The Federal Writers Project produced more than 2,500 publications between 1937 and 1943 as part of the Works Progress Administration, headed by Iowa native Harry Hopkins. 


Although Iowa writers were among the first to embrace the FWP, and the fourth state to publish  a guide, Iowa receives little notice in the book by New Jersey author and journalist Scott Borchert.


Much of Borchert’s 304-page text focuses on states with controversial writers, including Richard Wright in New York, female African American anthropologist and author Zora Neale Hurston in Florida and Chicago’s Nelson Algren, a well-known socialist sympathizer.


Not that there weren’t controversies in Iowa. 


A 1985 introduction by Grinnell College’s Joseph Fraizer Wall to “Iowa: A Guide to the Hawkeye State” – originally published in 1938 – noted the tension between writers and the book’s nominal sponsor, the Iowa State Historical Society, which was asked to sign off without editing the text. 


Wall wrote that Historical Society Director Benjamin F. Shambaugh objected to text that said: 


“Iowa ‘even had indications of culture,’ that farmers ‘distrust outsiders,’ that the Iowan is ‘commonly thought of as a great boaster,’ and that ‘his boasting is largely in self-defense, impelled by a sense of cultural inferiority,’ that ‘many of the people were not proud of being the center of the hog belt,’ that ‘the farmer, conscious of his own deficiencies is willing to pay high taxes for the maintenance of educational institutions.’”


Shambaugh failed to remove those and other comments from the book, although Wall reported fears of negative responses were overblown.


“Almost every major newspaper in the state gave it [the Iowa Guide] a rave review. … Even the small towns liked the book, and the Iowa people seemed to relish the somewhat derogatory comments,” Wall wrote. 


The nearly 600-page book includes a 10-page chronology of Iowa history from white-settler perspective, although it does include a nine-page essay on “First Americans,” providing passing notice to “Mound Builders” and “Indians” who predated discovery of the Mississippi River in 1541 by Spain’s Hernando de Soto.  


Although Wall wrote that many of the book’s essays were of “uneven quality,” he praised a section on agriculture for seeing in 1938 that Iowa was “on the eve of a tremendous agricultural revolution” that would replace horse power with tractors and see the development of hybrid seed corn and soybeans as a major crops.


The book’s “Press and Radio” essay reported that the Du Buque Visitor was Iowa’s first newspaper, although it lasted only 13 months in 1836-37. Iowa’s oldest newspaper, the Burlington Hawk Eye, was founded in 1837 as the “Territorial Gazette and Burlington Advertiser.” By the time Iowa became a state in 1846, 24 newspapers were circulating in the Iowa Territory.


Iowa’s early newspapers were colorful and personal, with a 19th-century editor in Iowa City writing that a competitor’s “long-winded speeches are as frothy as beer and as empty as his head.”


The 1938 Iowa Guide also profiled the state’s 17 largest cities.


Des Moines, it noted, had 47 hotels and 22 motion picture houses, but was “one of the Midwest’s smokiest cities.” Burlington was the site of a threatened “cow war” in 1931, when 1,800 state militia were called out to control farmers who objected to bovine tuberculosis testing.
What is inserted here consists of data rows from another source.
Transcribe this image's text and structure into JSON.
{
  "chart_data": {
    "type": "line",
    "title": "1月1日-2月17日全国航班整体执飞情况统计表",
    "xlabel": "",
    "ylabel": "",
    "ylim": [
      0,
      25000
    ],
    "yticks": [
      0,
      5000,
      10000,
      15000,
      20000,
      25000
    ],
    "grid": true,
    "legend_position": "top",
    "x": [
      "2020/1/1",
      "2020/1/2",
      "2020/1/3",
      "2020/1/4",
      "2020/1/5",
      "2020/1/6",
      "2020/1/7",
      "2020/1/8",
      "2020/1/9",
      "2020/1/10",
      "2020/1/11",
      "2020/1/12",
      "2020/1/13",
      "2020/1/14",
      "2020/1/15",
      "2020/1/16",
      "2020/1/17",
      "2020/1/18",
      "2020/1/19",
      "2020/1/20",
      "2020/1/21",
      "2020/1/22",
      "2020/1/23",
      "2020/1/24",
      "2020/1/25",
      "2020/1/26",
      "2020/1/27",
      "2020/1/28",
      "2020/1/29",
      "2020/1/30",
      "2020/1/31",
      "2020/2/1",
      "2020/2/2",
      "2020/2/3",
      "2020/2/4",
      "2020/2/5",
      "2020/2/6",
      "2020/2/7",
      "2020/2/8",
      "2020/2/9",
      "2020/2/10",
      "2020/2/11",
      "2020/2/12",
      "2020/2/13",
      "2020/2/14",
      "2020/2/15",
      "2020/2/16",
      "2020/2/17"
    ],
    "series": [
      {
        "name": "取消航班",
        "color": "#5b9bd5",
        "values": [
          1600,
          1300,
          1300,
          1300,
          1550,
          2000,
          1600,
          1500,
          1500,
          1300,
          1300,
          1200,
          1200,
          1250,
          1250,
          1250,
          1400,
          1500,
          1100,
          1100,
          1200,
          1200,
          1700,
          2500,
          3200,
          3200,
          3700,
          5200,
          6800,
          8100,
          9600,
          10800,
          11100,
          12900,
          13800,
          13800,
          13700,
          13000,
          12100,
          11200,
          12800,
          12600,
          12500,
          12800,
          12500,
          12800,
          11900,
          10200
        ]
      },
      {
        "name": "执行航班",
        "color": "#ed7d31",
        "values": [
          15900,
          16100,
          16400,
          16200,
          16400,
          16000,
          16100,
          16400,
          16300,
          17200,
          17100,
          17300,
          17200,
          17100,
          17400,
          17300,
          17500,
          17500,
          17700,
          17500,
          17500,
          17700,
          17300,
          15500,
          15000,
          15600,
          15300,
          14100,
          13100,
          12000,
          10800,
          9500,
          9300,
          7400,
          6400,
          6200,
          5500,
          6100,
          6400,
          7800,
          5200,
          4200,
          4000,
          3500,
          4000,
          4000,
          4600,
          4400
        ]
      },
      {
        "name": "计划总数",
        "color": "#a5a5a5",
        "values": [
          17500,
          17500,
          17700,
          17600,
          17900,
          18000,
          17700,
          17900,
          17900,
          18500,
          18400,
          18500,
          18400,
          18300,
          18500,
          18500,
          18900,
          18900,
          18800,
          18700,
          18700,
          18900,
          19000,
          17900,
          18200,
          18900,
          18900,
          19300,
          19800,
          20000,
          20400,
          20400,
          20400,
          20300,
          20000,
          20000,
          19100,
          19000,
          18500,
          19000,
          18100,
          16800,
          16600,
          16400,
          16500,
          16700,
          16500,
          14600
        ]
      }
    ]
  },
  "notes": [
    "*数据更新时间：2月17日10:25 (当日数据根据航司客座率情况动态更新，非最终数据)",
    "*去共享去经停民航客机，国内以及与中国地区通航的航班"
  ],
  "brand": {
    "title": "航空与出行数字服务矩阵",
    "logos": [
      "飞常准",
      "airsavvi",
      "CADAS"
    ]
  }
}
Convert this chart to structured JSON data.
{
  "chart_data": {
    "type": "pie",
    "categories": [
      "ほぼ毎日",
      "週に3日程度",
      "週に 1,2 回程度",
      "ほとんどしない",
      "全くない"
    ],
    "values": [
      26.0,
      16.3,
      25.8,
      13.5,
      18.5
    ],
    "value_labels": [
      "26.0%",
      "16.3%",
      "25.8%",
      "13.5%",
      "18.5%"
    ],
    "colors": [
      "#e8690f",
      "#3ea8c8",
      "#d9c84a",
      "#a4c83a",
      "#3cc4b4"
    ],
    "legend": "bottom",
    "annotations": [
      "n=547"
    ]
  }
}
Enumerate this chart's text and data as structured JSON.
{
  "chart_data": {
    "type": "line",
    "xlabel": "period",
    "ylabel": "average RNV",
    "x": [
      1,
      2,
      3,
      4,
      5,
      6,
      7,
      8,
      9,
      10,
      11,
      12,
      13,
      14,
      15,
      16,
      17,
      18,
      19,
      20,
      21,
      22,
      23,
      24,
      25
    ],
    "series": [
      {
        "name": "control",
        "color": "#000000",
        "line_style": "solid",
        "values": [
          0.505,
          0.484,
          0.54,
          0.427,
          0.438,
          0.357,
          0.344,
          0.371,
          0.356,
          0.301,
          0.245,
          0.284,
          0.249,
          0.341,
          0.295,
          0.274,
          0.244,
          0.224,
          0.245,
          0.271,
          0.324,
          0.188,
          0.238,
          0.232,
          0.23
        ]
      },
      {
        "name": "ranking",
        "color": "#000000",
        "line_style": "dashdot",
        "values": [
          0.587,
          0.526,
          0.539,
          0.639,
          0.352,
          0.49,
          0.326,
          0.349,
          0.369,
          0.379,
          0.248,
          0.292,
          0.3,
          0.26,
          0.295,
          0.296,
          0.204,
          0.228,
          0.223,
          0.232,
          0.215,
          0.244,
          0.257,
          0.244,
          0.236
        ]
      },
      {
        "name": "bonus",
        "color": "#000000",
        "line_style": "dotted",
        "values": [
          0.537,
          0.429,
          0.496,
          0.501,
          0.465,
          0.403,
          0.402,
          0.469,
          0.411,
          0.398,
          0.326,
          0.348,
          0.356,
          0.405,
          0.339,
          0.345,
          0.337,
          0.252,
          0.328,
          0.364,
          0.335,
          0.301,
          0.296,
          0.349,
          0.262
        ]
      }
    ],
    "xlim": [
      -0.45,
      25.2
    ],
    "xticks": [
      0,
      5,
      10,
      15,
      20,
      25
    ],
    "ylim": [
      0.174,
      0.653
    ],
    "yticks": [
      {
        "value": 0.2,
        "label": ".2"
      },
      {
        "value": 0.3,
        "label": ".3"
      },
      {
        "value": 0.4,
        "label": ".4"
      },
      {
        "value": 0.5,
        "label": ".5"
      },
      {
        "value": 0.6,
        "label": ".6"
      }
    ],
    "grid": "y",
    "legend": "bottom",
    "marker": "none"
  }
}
Cedar Rapids claimed the Cherry Sisters, an 1890s out-of-tune vaudeville act that was so bad “audiences became hysterical” with laughter.


Although it is now 83 years old, the guide contains a wealth of mostly forgotten information that  I may return to in the future. 


For example, how many Iowans today know that Orville and Wilbur Wright, inventors of the airplane, lived in Cedar Rapids for four years as children before their parents moved to Ohio?